Wim Vanderbauwhede edited this page Feb 10, 2019 · 6 revisions

Raspbian "stretch" for Raspberry Pi 3 on QEMU

Raspbian "buster" stretch on QEMU, login prompt.

Date: 2018-10-12

This tutorial explains how to run the Raspbian Linux distribution for the Raspberry Pi 3 on QEMU, a generic and open source machine emulator and virtualizer.

QEMU supports many physical hardware platforms, and has recently added support for the Raspberry Pi 3 with the raspi3 model. However, there is currently no emulation of the BCM2835 USB controller, so there is no USB support and also, more critically, no networking support. Furthermore, the raspi3 model only works for 64-bit linux kernels, and the Raspbian kernel is 32-bit.

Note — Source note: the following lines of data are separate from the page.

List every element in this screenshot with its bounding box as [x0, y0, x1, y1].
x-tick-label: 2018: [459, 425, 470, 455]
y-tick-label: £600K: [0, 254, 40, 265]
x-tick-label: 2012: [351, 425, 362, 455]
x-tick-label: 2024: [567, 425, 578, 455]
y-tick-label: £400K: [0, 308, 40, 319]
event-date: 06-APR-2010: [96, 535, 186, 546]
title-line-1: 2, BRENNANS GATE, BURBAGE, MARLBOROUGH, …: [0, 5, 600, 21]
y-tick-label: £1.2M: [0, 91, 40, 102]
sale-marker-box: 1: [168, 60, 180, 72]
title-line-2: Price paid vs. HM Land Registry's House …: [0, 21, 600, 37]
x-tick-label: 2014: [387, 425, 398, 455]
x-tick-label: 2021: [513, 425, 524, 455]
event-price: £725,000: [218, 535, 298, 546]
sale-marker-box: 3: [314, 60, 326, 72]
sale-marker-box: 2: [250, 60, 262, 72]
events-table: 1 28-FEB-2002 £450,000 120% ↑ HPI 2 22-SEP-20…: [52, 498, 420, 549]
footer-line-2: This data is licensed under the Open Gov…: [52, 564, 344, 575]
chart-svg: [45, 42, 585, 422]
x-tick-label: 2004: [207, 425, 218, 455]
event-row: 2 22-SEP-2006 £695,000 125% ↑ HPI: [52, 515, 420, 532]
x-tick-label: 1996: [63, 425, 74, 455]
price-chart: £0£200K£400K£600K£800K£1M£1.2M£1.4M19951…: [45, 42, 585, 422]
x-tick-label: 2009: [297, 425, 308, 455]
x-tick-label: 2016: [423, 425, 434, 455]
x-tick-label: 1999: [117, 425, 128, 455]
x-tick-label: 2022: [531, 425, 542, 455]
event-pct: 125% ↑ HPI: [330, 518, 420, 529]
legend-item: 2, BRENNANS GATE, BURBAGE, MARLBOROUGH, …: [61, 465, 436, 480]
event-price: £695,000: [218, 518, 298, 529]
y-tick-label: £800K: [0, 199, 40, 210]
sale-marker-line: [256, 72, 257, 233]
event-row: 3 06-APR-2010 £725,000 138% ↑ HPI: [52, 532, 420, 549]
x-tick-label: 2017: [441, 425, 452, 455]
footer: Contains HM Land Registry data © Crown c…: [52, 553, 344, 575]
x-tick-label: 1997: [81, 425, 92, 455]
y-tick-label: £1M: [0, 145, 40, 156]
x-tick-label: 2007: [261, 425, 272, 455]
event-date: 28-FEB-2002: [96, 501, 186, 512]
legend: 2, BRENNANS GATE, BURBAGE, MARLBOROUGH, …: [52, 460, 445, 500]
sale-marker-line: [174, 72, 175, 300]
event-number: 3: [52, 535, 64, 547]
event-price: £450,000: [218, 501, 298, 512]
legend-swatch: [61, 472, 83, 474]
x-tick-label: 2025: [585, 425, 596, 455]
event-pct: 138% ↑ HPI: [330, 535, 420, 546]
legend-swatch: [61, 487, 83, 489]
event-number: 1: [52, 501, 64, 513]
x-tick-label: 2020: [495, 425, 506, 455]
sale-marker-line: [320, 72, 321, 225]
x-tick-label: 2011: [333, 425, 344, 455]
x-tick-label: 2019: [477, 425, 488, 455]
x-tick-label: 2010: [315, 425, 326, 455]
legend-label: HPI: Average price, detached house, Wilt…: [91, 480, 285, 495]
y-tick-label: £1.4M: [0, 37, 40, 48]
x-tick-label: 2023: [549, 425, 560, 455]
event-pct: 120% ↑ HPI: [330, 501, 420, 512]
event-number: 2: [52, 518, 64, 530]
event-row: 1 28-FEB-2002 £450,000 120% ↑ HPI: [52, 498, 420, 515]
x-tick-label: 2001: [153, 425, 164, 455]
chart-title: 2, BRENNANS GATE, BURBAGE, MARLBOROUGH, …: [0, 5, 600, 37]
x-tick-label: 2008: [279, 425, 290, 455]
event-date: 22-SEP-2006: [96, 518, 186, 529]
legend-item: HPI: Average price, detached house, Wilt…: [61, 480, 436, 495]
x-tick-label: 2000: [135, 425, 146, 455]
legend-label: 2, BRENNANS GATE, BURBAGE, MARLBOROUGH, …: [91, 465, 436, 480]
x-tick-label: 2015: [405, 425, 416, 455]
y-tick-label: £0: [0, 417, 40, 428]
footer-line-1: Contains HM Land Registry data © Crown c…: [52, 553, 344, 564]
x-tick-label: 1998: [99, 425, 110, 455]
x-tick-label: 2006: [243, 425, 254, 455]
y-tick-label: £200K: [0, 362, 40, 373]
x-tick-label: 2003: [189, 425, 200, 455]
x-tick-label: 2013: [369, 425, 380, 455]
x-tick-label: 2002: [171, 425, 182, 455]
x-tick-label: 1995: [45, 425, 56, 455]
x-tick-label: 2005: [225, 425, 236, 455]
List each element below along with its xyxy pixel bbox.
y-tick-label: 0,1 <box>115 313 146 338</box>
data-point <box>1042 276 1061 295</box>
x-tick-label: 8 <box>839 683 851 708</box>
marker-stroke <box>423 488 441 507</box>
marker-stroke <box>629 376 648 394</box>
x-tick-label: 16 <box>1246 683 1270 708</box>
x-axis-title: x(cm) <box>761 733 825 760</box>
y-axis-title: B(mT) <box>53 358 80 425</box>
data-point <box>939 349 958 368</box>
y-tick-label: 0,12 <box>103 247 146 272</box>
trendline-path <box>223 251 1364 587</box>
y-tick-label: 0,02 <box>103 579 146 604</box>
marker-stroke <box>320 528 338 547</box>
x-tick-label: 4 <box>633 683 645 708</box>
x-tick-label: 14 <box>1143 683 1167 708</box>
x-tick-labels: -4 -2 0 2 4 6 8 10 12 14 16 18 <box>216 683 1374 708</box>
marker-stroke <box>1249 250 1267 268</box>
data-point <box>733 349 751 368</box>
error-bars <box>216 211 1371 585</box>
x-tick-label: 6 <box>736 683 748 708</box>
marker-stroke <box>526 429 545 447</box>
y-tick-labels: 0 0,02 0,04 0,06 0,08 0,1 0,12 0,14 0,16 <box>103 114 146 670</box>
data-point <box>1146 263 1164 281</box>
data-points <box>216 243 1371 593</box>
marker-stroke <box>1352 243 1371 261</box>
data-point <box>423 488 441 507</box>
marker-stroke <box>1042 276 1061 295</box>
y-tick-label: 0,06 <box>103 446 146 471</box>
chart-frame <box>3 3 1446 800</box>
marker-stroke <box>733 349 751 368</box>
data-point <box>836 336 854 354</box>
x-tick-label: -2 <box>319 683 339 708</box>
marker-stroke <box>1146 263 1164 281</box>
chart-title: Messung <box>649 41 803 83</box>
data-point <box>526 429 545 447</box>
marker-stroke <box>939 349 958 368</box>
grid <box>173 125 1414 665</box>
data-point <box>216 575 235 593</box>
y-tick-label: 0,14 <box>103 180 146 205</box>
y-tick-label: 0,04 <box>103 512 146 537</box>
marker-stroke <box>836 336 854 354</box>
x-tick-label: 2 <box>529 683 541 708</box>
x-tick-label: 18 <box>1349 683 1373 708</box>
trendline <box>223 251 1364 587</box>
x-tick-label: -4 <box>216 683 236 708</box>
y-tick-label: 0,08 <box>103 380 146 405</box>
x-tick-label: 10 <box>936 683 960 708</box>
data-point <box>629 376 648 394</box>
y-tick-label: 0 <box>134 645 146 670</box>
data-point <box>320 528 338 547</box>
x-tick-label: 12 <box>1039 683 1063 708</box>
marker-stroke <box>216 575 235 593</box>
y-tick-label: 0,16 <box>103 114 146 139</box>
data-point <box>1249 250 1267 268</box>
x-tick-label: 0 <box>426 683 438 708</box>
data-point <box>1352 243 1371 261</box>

Therefore, in this tutorial we will use a different board model, the Arm Versatile board, versatilepb, to run Raspbian on QEMU.

QEMU version

  • Get QEMU 2.11.0 or later (I did not test a later version) from qemu.org

Raspbian image

QEMU Raspberry Pi Linux kernel and DTB

You need a separate Linux kernel (kernel-qemu-4.14.50-stretch) for the versatilepb board on QEMU, and the corresponding device tree blob (versatile-pb.dtb). This is a Raspberry Pi kernel that has been patched to run on the Arm Versatile board.

Running QEMU

With these preparations done, we can boot the Raspbian image on QEMU. We use the versatilepb board model (-M) and the arm1176 CPU model (-cpu). This board model supports at most 256MB of RAM (-m).

The -kernel and -dtb options take the relative paths to the kernel and dtb files.

The -serial stdio option redirects the boot output messages and the console to your terminal. You can control the log level using loglevel= in the -append string, which contains all options to be passed on to the kernel at boot time. On the physical Raspberry Pi, these options can be provided in the cmdline.txt file. Note also console=ttyAMA0, the Arm equivalent of console=ttyS0 on Intel machines.

In our case, the key option is root=/dev/sda2 which tells the kernel the location of the root partition to be mounted.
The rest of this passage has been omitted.